Grande-Bretagne : le scandale lié aux masques Covid de la baronne Mone continue de susciter des controverses à Londres

Au Royaume-Uni, les révélations concernant le lucratif trafic de Michelle Mone, membre non élue de la Chambre des Lords, mettent en lumière les contrats douteux conclus par le gouvernement britannique pendant la pandémie.

Malgré le fait que le Royaume-Uni soit le pays le plus endeuillé de l’Ouest de l’Europe avec 220 700 décès liés au Covid-19, cela n’a pas affecté la sérénité de Michelle Mone, âgée de 52 ans. L’ex-mannequin écossaise, femme d’affaires dans le domaine de la lingerie et membre à vie de la Chambre des Lords (ce qui lui confère le titre de baronne), affirme ne pas comprendre ce qu’elle a fait de mal.
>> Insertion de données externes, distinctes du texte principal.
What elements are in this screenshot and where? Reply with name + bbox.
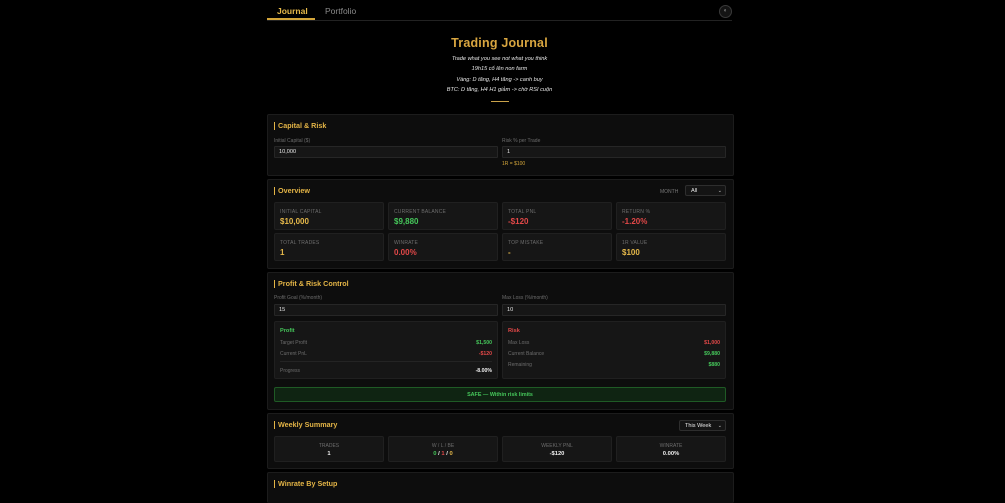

Lors d’une entrevue dimanche sur la BBC, elle a admis avoir menti à la presse, mais estime que ce n’est pas un crime.

Michelle Mone est suspectée d’avoir obtenu environ 34 millions d’euros de fonds publics en revendant, en 2020, des masques et des blouses de protection acquis à Hong Kong par « PPE MedPro ». Cette société peu transparente aurait rapporté une grande partie de ses bénéfices au « Warren Trust », dont l’un des bénéficiaires est Douglas Barrowman, le mari de Michelle Mone.

Lorsque le scandale a éclaté l’année dernière, la baronne a vigoureusement nié toute malversation. Selon ses dires, le gouvernement était informé de la situation. Dépassée par la pandémie, l’équipe du Premier ministre Boris Johnson avait assoupli les critères d’appels d’offres afin de fournir rapidement du matériel aux hôpitaux. Face à l’afflux de malades, de nombreux professionnels de la santé étaient contraints d’utiliser des sacs-poubelles pour se protéger.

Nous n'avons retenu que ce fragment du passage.